03 June, 2012

3rd Three days International Conference On "MEDIA AND AGENDA " arranged by Department Of Mass Communication Federal Urdu University Karachi .

A three-day international seminar on Media Agenda hailed the success of private television channels in Pakistan, but cautioned for these channels to review their agenda and to coordinate with each other to formulate a fresh code of ethics.

The seminar was organized by the mass communication department of the Federal Urdu University of Arts, Science and Technology (FUUAST), and held at the Karachi Arts Council.A number of speakers reminded the media of its obligation to convey facts without any distortion, and for news to be disseminated in a balanced and objective manner.Dr Mubarak Ali regretted that despite being a source of information, the media was unable to develop a sensitive and pluralist attitude in the public. “An overabundance of news of violence and aggression in society is desensitizing people, who now take these things as a matter of everyday routine.”
Dr Ali believes that the views expressed in the mass media are an aggregate of the views collectively supported by the society in the country.

Chief executive of Dawn, Hameed Haroon, gave a practical view of the situation. “Media organizations do have agendas, but it would be positive if these agendas are drawn to favor the role of laws and in support of public rights.”

“It would be unrealistic to think that large media organizations can run purely on charity: financial survival and turning a profit is a compulsory part of the media business. But this should be exercised with social responsibility,” he added.

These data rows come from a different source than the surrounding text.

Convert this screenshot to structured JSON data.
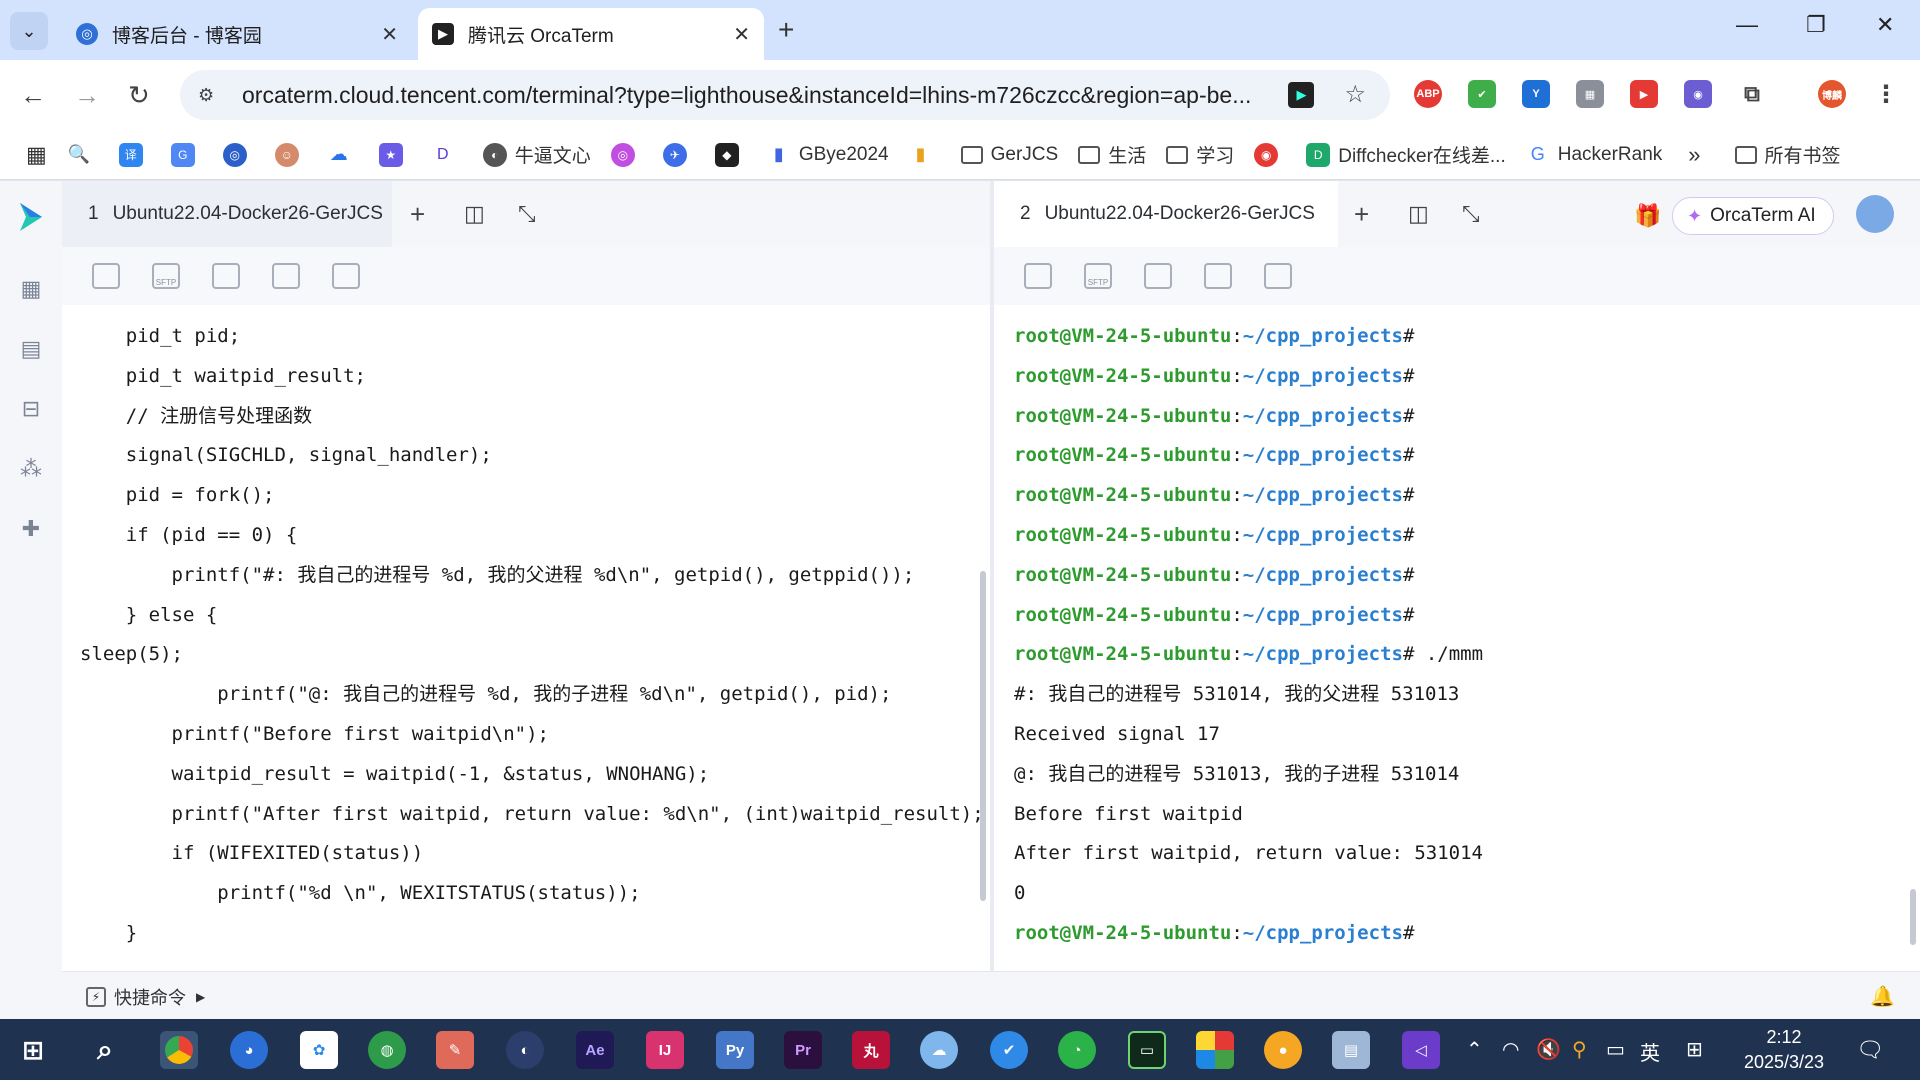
{
  "browser": {
    "tabs": [
      {
        "title": "博客后台 - 博客园",
        "active": false
      },
      {
        "title": "腾讯云 OrcaTerm",
        "active": true
      }
    ],
    "url": "orcaterm.cloud.tencent.com/terminal?type=lighthouse&instanceId=lhins-m726czcc&region=ap-be...",
    "bookmarks": [
      "牛逼文心",
      "GBye2024",
      "GerJCS",
      "生活",
      "学习",
      "Diffchecker在线差...",
      "HackerRank"
    ],
    "all_bookmarks": "所有书签",
    "profile_label": "博麟",
    "abp_label": "ABP"
  },
  "app": {
    "left_pane": {
      "index": "1",
      "title": "Ubuntu22.04-Docker26-GerJCS"
    },
    "right_pane": {
      "index": "2",
      "title": "Ubuntu22.04-Docker26-GerJCS"
    },
    "ai_button": "OrcaTerm AI",
    "quick_commands": "快捷命令",
    "sftp_label": "SFTP"
  },
  "left_terminal": [
    "    pid_t pid;",
    "    pid_t waitpid_result;",
    "    // 注册信号处理函数",
    "    signal(SIGCHLD, signal_handler);",
    "    pid = fork();",
    "    if (pid == 0) {",
    "        printf(\"#: 我自己的进程号 %d, 我的父进程 %d\\n\", getpid(), getppid());",
    "    } else {",
    "sleep(5);",
    "            printf(\"@: 我自己的进程号 %d, 我的子进程 %d\\n\", getpid(), pid);",
    "        printf(\"Before first waitpid\\n\");",
    "        waitpid_result = waitpid(-1, &status, WNOHANG);",
    "        printf(\"After first waitpid, return value: %d\\n\", (int)waitpid_result);",
    "        if (WIFEXITED(status))",
    "            printf(\"%d \\n\", WEXITSTATUS(status));",
    "    }"
  ],
  "right_terminal": {
    "prompt_user": "root@VM-24-5-ubuntu",
    "prompt_sep": ":",
    "prompt_path": "~/cpp_projects",
    "prompt_end": "#",
    "lines": [
      {
        "prompt": true,
        "cmd": ""
      },
      {
        "prompt": true,
        "cmd": ""
      },
      {
        "prompt": true,
        "cmd": ""
      },
      {
        "prompt": true,
        "cmd": ""
      },
      {
        "prompt": true,
        "cmd": ""
      },
      {
        "prompt": true,
        "cmd": ""
      },
      {
        "prompt": true,
        "cmd": ""
      },
      {
        "prompt": true,
        "cmd": ""
      },
      {
        "prompt": true,
        "cmd": " ./mmm"
      },
      {
        "prompt": false,
        "text": "#: 我自己的进程号 531014, 我的父进程 531013"
      },
      {
        "prompt": false,
        "text": "Received signal 17"
      },
      {
        "prompt": false,
        "text": "@: 我自己的进程号 531013, 我的子进程 531014"
      },
      {
        "prompt": false,
        "text": "Before first waitpid"
      },
      {
        "prompt": false,
        "text": "After first waitpid, return value: 531014"
      },
      {
        "prompt": false,
        "text": "0"
      },
      {
        "prompt": true,
        "cmd": ""
      }
    ]
  },
  "taskbar": {
    "ime": "英",
    "time": "2:12",
    "date": "2025/3/23",
    "apps": [
      "Ae",
      "Pr",
      "丸"
    ]
  },
  "colors": {
    "prompt_user": "#2e9b2e",
    "prompt_path": "#2a7fd0",
    "taskbar": "#1f3350",
    "tabstrip": "#d3e3fd"
  }
}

Meanwhile, Secretary General Pakistan Arts Council, Karachi, Ejaz Farooqui, said that government should not interfere with the media but that, conversely, journalists should also work within their constitutional limits and should not threaten the state.

“Conferences like this one help us clear the doubts in our minds. The media’s ‘agenda’ should be based on facts and figures, decision making should be left to the public itself,” he noted.Veteran journalist IA Rehman, who presided over the second session, said that it was ‘unfortunate’ that most of the owners of newspapers also edit their newspapers as well.Meanwhile, Dr Syed Jafar from Pakistan Area Study Center, University of Karachi, was of the belief that the media had become an industry which was used for promoting a specific ideology on both national and international levels.“The media is run by advertising agencies and politicians are being promoted by the media. Though the media is providing people with information, there should be a difference between information and knowledge.”

Tahir Najmi, Editor Daily Express, Karachi, Dr Jabbar Khatak, Editor of Daily Awami Awaz, Ahmed Shah, President of Pakistan Arts Council-Karachi, Harris Khaleeq, a social and political activist, Dr Seemi Naghmana Tahir, Dean of Faculty of Arts, Abdul Haq Campus of FFUAST and Dr Tausif Ahmed Khan, Chairman of the Department of Mass Communication, FUUAST, also spoke at the seminar.The event was sponsored by the Higher Education Commission, the Awaaz Institute of Media Sciences, the Pakistan Arts Council-Karachi, PIA, the Karachi Press Club and the government of Sindh.